I have been struggling with saying what i am going to say for almost 3 years now.....i just didn't know how to put it into words which made sense. But then i guess one sometimes needs to just get down at it and take it up as a "to do" and hope to finish it...

I sometimes wonder what people mean when they say - one needs to let go or one needs to move on. I personally find both these expressions immensely amusing. Every time i hear one of them I have a speech bubble in my head with the following scene running in them

One needs to let go - Popeye holding Pluto by his neck after popping a can of spinach and Pluto saying Let me go - Popeye one needs to let go!!!

One needs to move on - Charlie Chaplin's movie (i keep forgetting the name) where he is in a prison and the person ahead of him is fighting with the server for food and Chaplin just points to him and says one needs to move on - move it - move it!!!!

And when people say it to me they possibly see this blank expression in my eyes b'coz i am trying very hard to look concerned and agree with them but then all i can manage is not laugh uncontrollably.

For me holding on to things and events is not such a bad thing. I personally think we as people are a sum total of all the experiences we have had and our character is a like a mosaic - which is an ever evolving thing with every chip or experience that you put into it. So if this is true then i don't know where letting things go fits into the equation.

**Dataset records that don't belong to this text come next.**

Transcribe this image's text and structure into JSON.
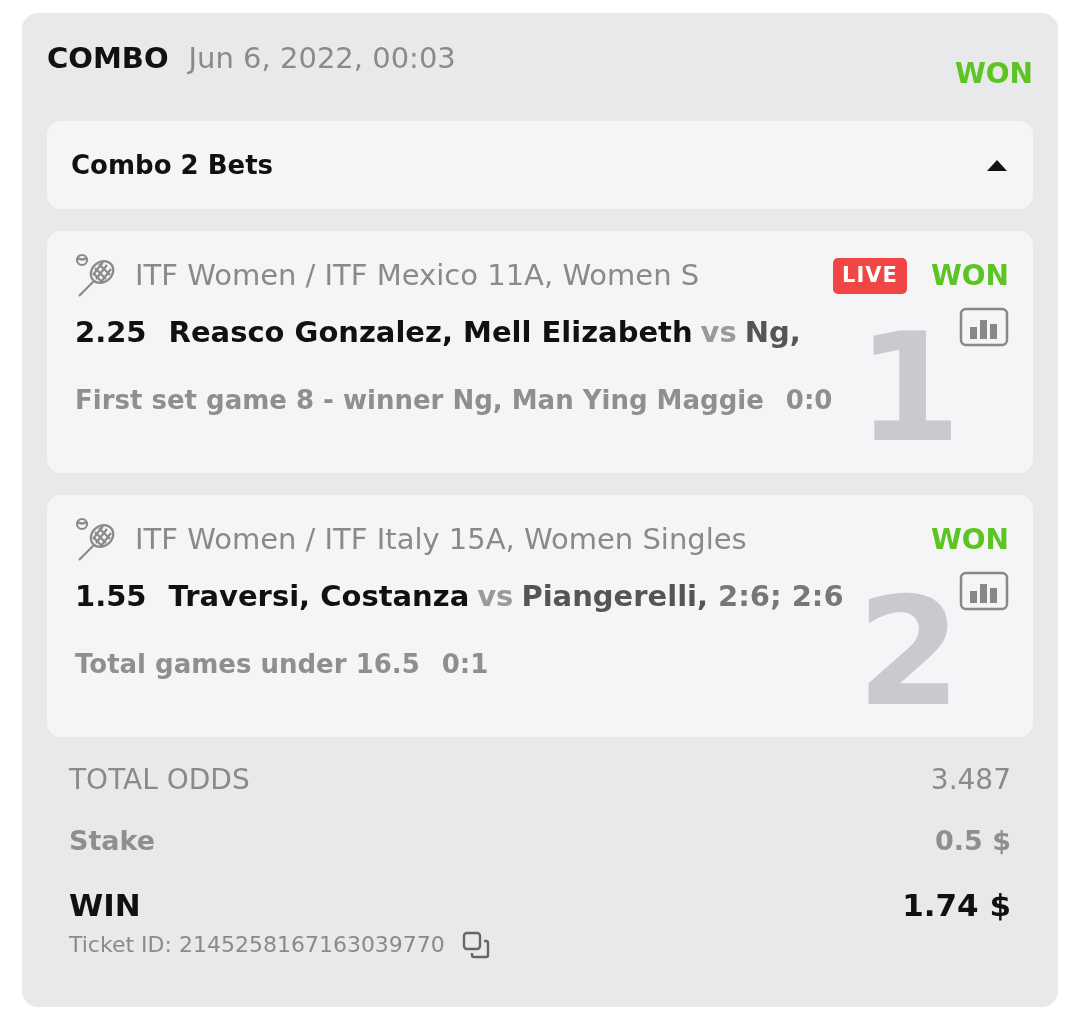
{
  "ticket": {
    "type": "COMBO",
    "date": "Jun 6, 2022, 00:03",
    "status": "WON"
  },
  "combo": {
    "label": "Combo 2 Bets",
    "expanded": true
  },
  "bets": [
    {
      "index": "1",
      "tournament": "ITF Women / ITF Mexico 11A, Women S",
      "live": true,
      "live_label": "LIVE",
      "status": "WON",
      "odds": "2.25",
      "home": "Reasco Gonzalez, Mell Elizabeth",
      "vs": "vs",
      "away": "Ng,",
      "market": "First set game 8 - winner Ng, Man Ying Maggie",
      "result": "0:0"
    },
    {
      "index": "2",
      "tournament": "ITF Women / ITF Italy 15A, Women Singles",
      "live": false,
      "status": "WON",
      "odds": "1.55",
      "home": "Traversi, Costanza",
      "vs": "vs",
      "away": "Piangerelli,",
      "score": "2:6; 2:6",
      "market": "Total games under 16.5",
      "result": "0:1"
    }
  ],
  "totals": {
    "odds_label": "TOTAL ODDS",
    "odds": "3.487",
    "stake_label": "Stake",
    "stake": "0.5 $",
    "win_label": "WIN",
    "win": "1.74 $",
    "ticket_id": "Ticket ID: 2145258167163039770"
  }
}
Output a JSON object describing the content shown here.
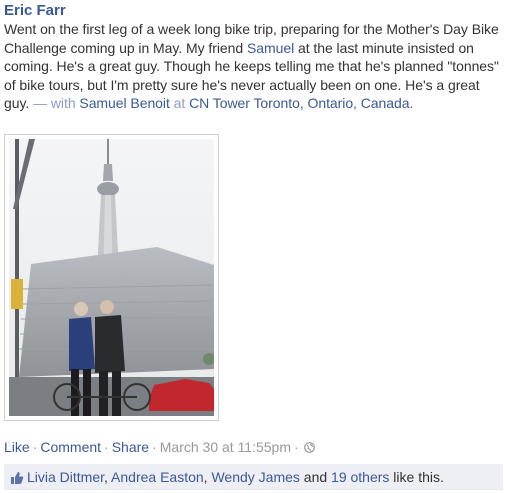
{
  "post": {
    "author": "Eric Farr",
    "message_before": "Went on the first leg of a week long bike trip, preparing for the Mother's Day Bike Challenge coming up in May. My friend ",
    "mention": "Samuel",
    "message_after": " at the last minute insisted on coming. He's a great guy. Though he keeps telling me that he's planned \"tonnes\" of bike tours, but I'm pretty sure he's never actually been on one. He's a great guy.",
    "with_sep": " — with ",
    "tagged_person": "Samuel Benoit",
    "at_word": " at ",
    "location": "CN Tower Toronto, Ontario, Canada."
  },
  "photo": {
    "icon": "photo-icon"
  },
  "actions": {
    "like": "Like",
    "comment": "Comment",
    "share": "Share",
    "separator": "·",
    "timestamp": "March 30 at 11:55pm",
    "privacy_icon": "globe-icon"
  },
  "likes": {
    "icon": "thumbs-up-icon",
    "names": [
      "Livia Dittmer",
      "Andrea Easton",
      "Wendy James"
    ],
    "comma": ", ",
    "and_word": " and ",
    "others": "19 others",
    "suffix": " like this."
  },
  "colors": {
    "link": "#3b5998",
    "muted": "#999999",
    "likes_bg": "#edeff4"
  }
}
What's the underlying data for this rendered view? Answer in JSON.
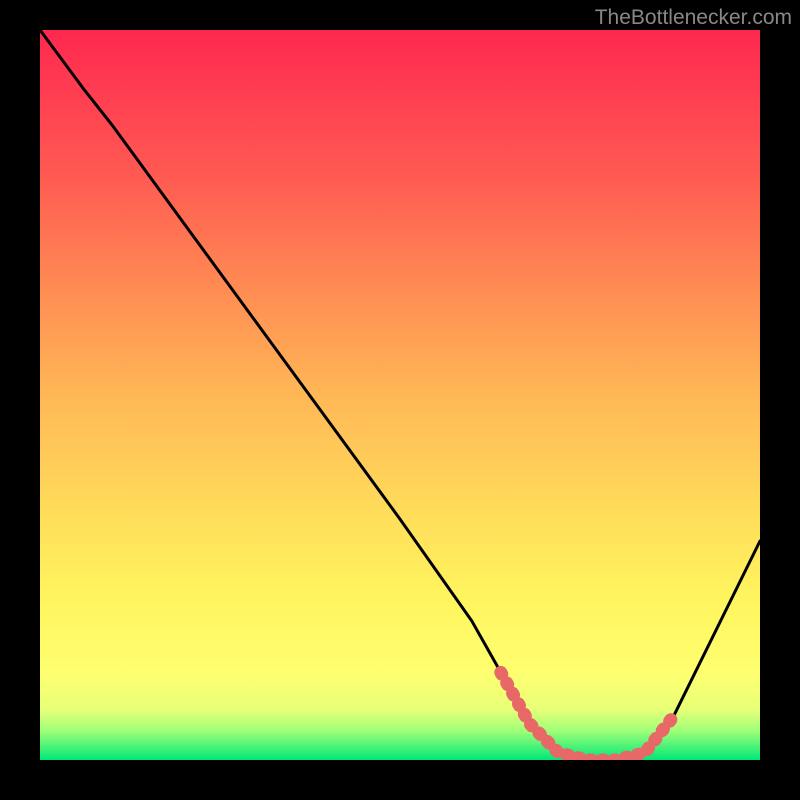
{
  "watermark": "TheBottlenecker.com",
  "chart_data": {
    "type": "line",
    "title": "",
    "xlabel": "",
    "ylabel": "",
    "xlim": [
      0,
      100
    ],
    "ylim": [
      0,
      100
    ],
    "series": [
      {
        "name": "curve",
        "x": [
          0,
          6,
          10,
          20,
          30,
          40,
          50,
          60,
          64,
          68,
          72,
          76,
          80,
          84,
          88,
          100
        ],
        "y": [
          100,
          92,
          87,
          73.5,
          60,
          46.5,
          33,
          19,
          12,
          5,
          1,
          0,
          0,
          1,
          6,
          30
        ]
      }
    ],
    "highlighted_points": {
      "x": [
        64,
        68,
        72,
        76,
        80,
        84,
        88
      ],
      "y": [
        12,
        5,
        1,
        0,
        0,
        1,
        6
      ]
    },
    "gradient_colors": {
      "top": "#ff2850",
      "upper_mid": "#ff7853",
      "mid": "#ffb756",
      "lower_mid": "#ffe05a",
      "lower": "#ffff60",
      "bottom_band": "#b8ff70",
      "bottom": "#00ff80"
    }
  }
}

Let's take an example. Say a person gets fired from his first job. Now in his head he did everything he could to be a success and he also thought that he was very good. But then someone whose opinion mattered did not. And undoubtedly to his impressionable mind it was unacceptable and he couldn't stop wallowing about he doesn't understand why and how it could happen to him. Say this was 2 yrs ago n let's fast forward to today. This person would have had 2 choices - to let things go and to hold them in some corner of his heart and let the pain or humiliation hit him in small doses sometimes.

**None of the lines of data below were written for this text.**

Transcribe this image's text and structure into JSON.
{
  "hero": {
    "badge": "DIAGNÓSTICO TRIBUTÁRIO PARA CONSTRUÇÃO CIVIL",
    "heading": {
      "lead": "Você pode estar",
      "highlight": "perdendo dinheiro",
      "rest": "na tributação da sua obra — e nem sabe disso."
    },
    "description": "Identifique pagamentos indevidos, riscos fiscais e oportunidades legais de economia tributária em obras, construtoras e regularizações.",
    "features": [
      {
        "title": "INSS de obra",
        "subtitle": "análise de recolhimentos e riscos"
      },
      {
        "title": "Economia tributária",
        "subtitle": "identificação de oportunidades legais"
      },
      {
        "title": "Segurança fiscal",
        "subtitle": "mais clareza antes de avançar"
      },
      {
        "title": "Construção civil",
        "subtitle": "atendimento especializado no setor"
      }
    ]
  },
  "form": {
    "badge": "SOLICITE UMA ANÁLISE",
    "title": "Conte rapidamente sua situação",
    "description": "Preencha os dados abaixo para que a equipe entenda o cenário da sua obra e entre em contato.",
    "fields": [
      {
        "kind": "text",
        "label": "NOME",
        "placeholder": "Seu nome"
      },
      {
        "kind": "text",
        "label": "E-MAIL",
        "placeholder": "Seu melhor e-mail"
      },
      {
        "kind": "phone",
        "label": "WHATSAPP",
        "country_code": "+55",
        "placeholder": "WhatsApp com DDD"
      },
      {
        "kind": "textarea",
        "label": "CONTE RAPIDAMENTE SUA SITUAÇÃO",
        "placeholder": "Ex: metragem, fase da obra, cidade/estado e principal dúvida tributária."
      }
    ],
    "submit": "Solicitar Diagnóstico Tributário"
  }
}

I think if he chose the first route he would have been happier in the short term and possibly regained confidence sooner and would have attacked the job market with a vengeance. But in this process he would have made 2 cardinal mistakes - he would have moved on from this incident believing that life had been unfair to him and  would never question his own ability. On the other hand if he wallows in what happened for a linger time and carries this incident as an important event of his life with him forever then he will think about it so many times that he will eventually know precisely what went wrong. And most importantly what to watch out for in the future.

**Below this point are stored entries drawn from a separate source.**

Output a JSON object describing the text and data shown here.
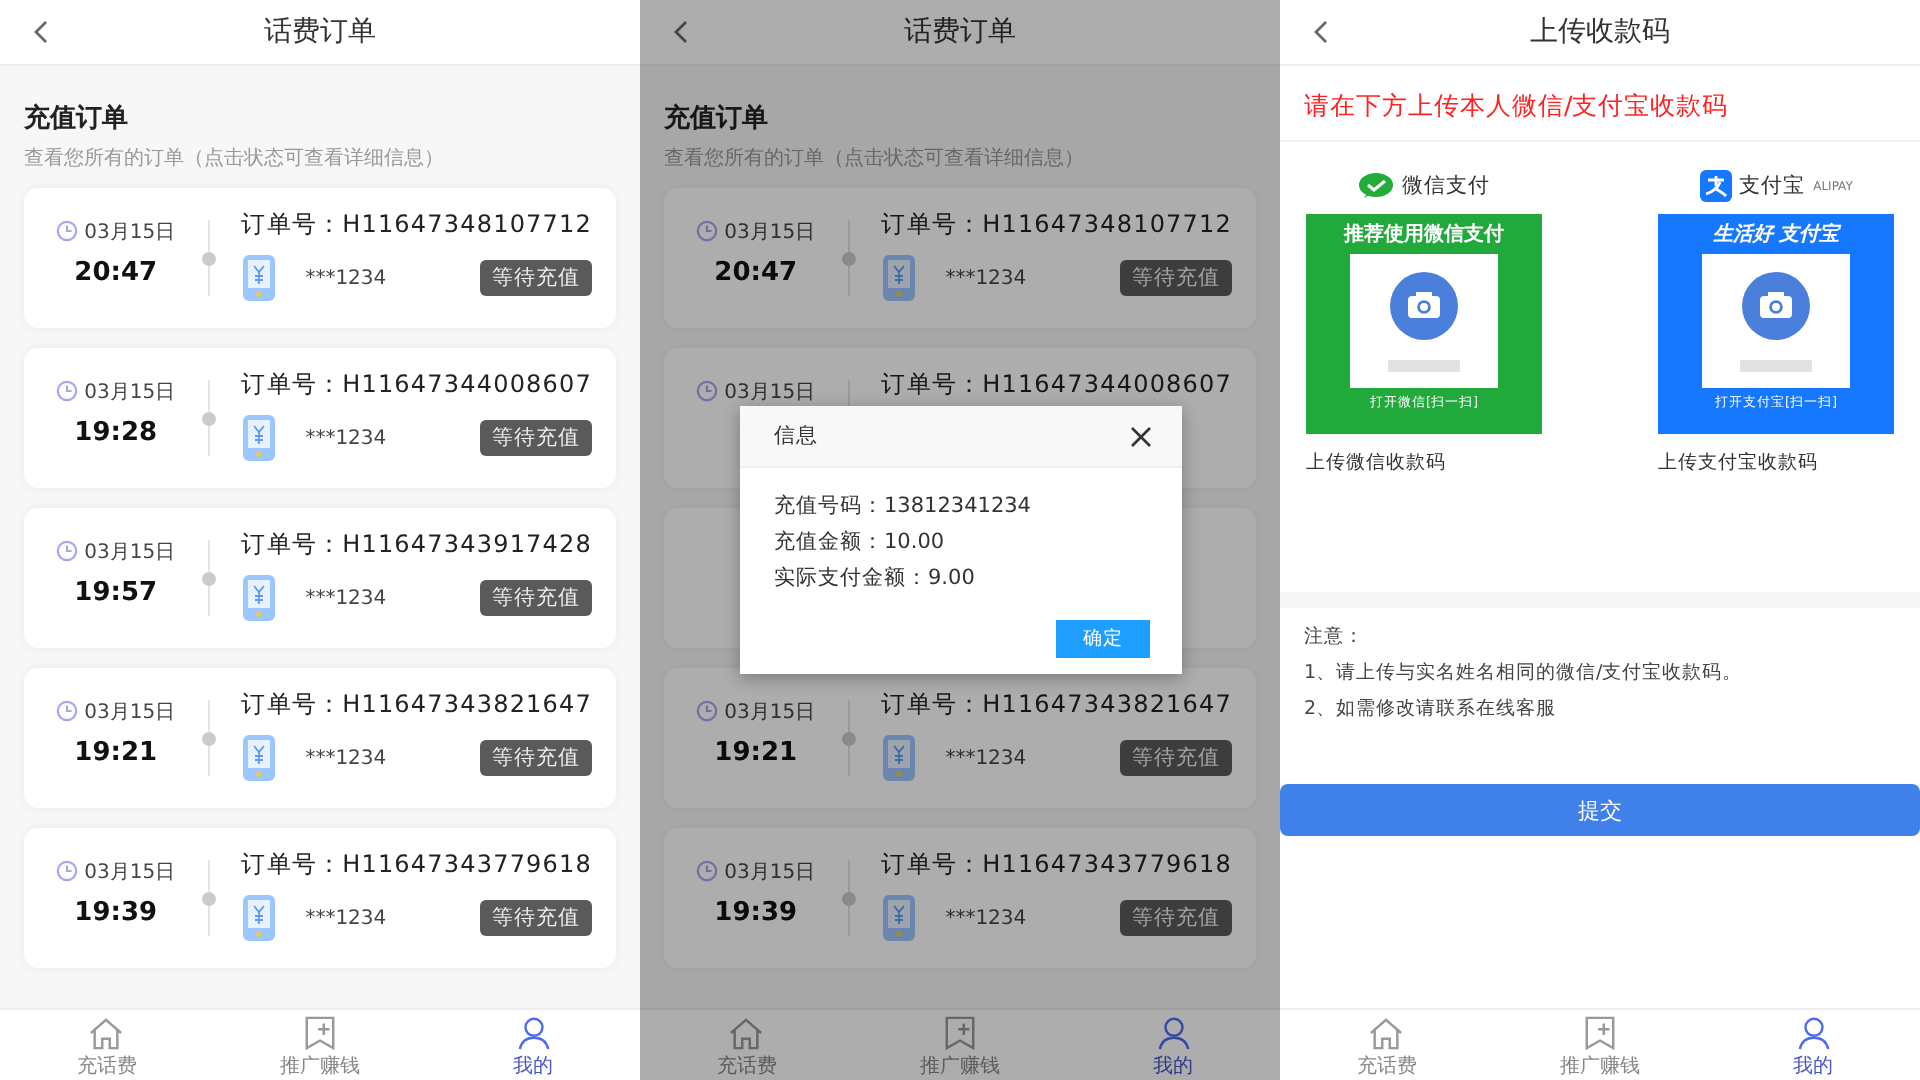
{
  "screens": [
    {
      "kind": "orders",
      "title": "话费订单",
      "section_title": "充值订单",
      "section_subtitle": "查看您所有的订单（点击状态可查看详细信息）",
      "orders": [
        {
          "date": "03月15日",
          "time": "20:47",
          "order_no": "订单号：H11647348107712",
          "phone": "***1234",
          "status": "等待充值"
        },
        {
          "date": "03月15日",
          "time": "19:28",
          "order_no": "订单号：H11647344008607",
          "phone": "***1234",
          "status": "等待充值"
        },
        {
          "date": "03月15日",
          "time": "19:57",
          "order_no": "订单号：H11647343917428",
          "phone": "***1234",
          "status": "等待充值"
        },
        {
          "date": "03月15日",
          "time": "19:21",
          "order_no": "订单号：H11647343821647",
          "phone": "***1234",
          "status": "等待充值"
        },
        {
          "date": "03月15日",
          "time": "19:39",
          "order_no": "订单号：H11647343779618",
          "phone": "***1234",
          "status": "等待充值"
        }
      ],
      "tab_bar": [
        {
          "label": "充话费",
          "selected": false
        },
        {
          "label": "推广赚钱",
          "selected": false
        },
        {
          "label": "我的",
          "selected": true
        }
      ]
    },
    {
      "kind": "orders",
      "title": "话费订单",
      "section_title": "充值订单",
      "section_subtitle": "查看您所有的订单（点击状态可查看详细信息）",
      "orders": [
        {
          "kind": "order",
          "date": "03月15日",
          "time": "20:47",
          "order_no": "订单号：H11647348107712",
          "phone": "***1234",
          "status": "等待充值"
        },
        {
          "kind": "order",
          "date": "03月15日",
          "order_no": "订单号：H11647344008607"
        },
        {
          "kind": "covered"
        },
        {
          "kind": "order",
          "date": "03月15日",
          "time": "19:21",
          "order_no": "订单号：H11647343821647",
          "phone": "***1234",
          "status": "等待充值"
        },
        {
          "kind": "order",
          "date": "03月15日",
          "time": "19:39",
          "order_no": "订单号：H11647343779618",
          "phone": "***1234",
          "status": "等待充值"
        }
      ],
      "tab_bar": [
        {
          "label": "充话费",
          "selected": false
        },
        {
          "label": "推广赚钱",
          "selected": false
        },
        {
          "label": "我的",
          "selected": true
        }
      ],
      "dialog": {
        "title": "信息",
        "lines": [
          "充值号码：13812341234",
          "充值金额：10.00",
          "实际支付金额：9.00"
        ],
        "button": "确定"
      }
    },
    {
      "kind": "upload",
      "title": "上传收款码",
      "notice": "请在下方上传本人微信/支付宝收款码",
      "codes": [
        {
          "kind": "wechat",
          "brand": "微信支付",
          "banner": "推荐使用微信支付",
          "hint": "打开微信[扫一扫]",
          "caption": "上传微信收款码"
        },
        {
          "kind": "alipay",
          "brand": "支付宝",
          "brand_sub": "ALIPAY",
          "banner": "生活好 支付宝",
          "hint": "打开支付宝[扫一扫]",
          "caption": "上传支付宝收款码"
        }
      ],
      "notes_title": "注意：",
      "notes": [
        "1、请上传与实名姓名相同的微信/支付宝收款码。",
        "2、如需修改请联系在线客服"
      ],
      "submit": "提交",
      "tab_bar": [
        {
          "label": "充话费",
          "selected": false
        },
        {
          "label": "推广赚钱",
          "selected": false
        },
        {
          "label": "我的",
          "selected": true
        }
      ]
    }
  ]
}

Needless to say i prefer the second route as long as it doesn't become self destructive. I think good or bad incidents in life must be treated like a holiday. The small moments within them should be sorted through, clicked n then pasted on to an album for keepsake. And someday while you listen to your favourite music and sip a cup of tea or something stronger as you wish - you should turn the pages of these albums n laugh, cry and sometimes hate yourself ......but do always remember that you are a sum total of all those pictures put together.